The Orleans Complex—comprising the Butler Fire and the Red Fire—both began in early July and quickly coalesced. The smoke plume was visible regionally by mid-July as they burned through mixed timber and brush fuels with lower moisture levels, thanks to lingering regional drought conditions.

Lightning was confirmed as the ignition source for the Complex, consistent with the lightning ignition patterns seen across Northern California that month. Over its first week, the fire expanded steadily—surpassing 15,700 acres burned with negligible containment—prompting widespread evacuation orders, road closures, and community alerts.

== Progression ==
The confirmed cause of the Orleans Complex Fire, including the Butler Fire, was lightning. This is consistent with the region’s history of dry thunderstorms during summer months, which often spark wildfires in forested areas. The fire’s rapid spread and difficult terrain made containment efforts extremely challenging.
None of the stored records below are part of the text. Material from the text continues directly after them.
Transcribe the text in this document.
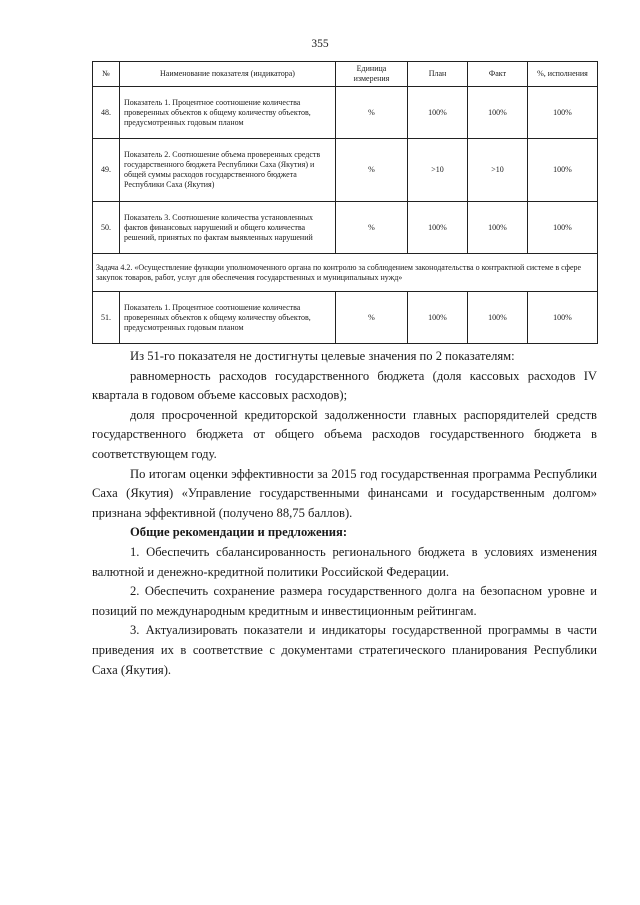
355
№	Наименование показателя (индикатора)	Единица измерения	План	Факт	%, исполнения
48.	Показатель 1. Процентное соотношение количества проверенных объектов к общему количеству объектов, предусмотренных годовым планом	%	100%	100%	100%
49.	Показатель 2. Соотношение объема проверенных средств государственного бюджета Республики Саха (Якутия) и общей суммы расходов государственного бюджета Республики Саха (Якутия)	%	>10	>10	100%
50.	Показатель 3. Соотношение количества установленных фактов финансовых нарушений и общего количества решений, принятых по фактам выявленных нарушений	%	100%	100%	100%
Задача 4.2. «Осуществление функции уполномоченного органа по контролю за соблюдением законодательства о контрактной системе в сфере закупок товаров, работ, услуг для обеспечения государственных и муниципальных нужд»					
51.	Показатель 1. Процентное соотношение количества проверенных объектов к общему количеству объектов, предусмотренных годовым планом	%	100%	100%	100%

Из 51-го показателя не достигнуты целевые значения по 2 показателям:

равномерность расходов государственного бюджета (доля кассовых расходов IV квартала в годовом объеме кассовых расходов);

доля просроченной кредиторской задолженности главных распорядителей средств государственного бюджета от общего объема расходов государственного бюджета в соответствующем году.

По итогам оценки эффективности за 2015 год государственная программа Республики Саха (Якутия) «Управление государственными финансами и государственным долгом» признана эффективной (получено 88,75 баллов).

Общие рекомендации и предложения:

1. Обеспечить сбалансированность регионального бюджета в условиях изменения валютной и денежно-кредитной политики Российской Федерации.

2. Обеспечить сохранение размера государственного долга на безопасном уровне и позиций по международным кредитным и инвестиционным рейтингам.

3. Актуализировать показатели и индикаторы государственной программы в части приведения их в соответствие с документами стратегического планирования Республики Саха (Якутия).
The Orleans Complex Fire was first reported on July 3, 2025, at around 6:00 pm PST.

On July 19, at approximately 2:15 pm PST, a tree fell on three firefighters who were actively battling the Butler Fire. According to the U.S. Forest Service, the incident occurred during intense firefighting efforts in rugged terrain.

One firefighter was reported in critical condition, while the other two sustained serious but non-critical injuries.

All three were transported to Redding for medical treatment.

The incident prompted an internal investigation and highlighted the hazardous conditions crews were facing.

=== Cause ===
The cause of the fire is confirmed to be lightning.

== Impact ==
=== Closures and evacuations ===
On July 7, after the Butler Fire ignited in Six Rivers National Forest, the first evacuation orders were issued.

Six Rivers National Forest and Klamath National Forests issued a joint closure order that affects the Nordheimer and Oak Bottom campgrounds.

On July 15, the evacuation zone was expanded to include the entire community of Forks of Salmon.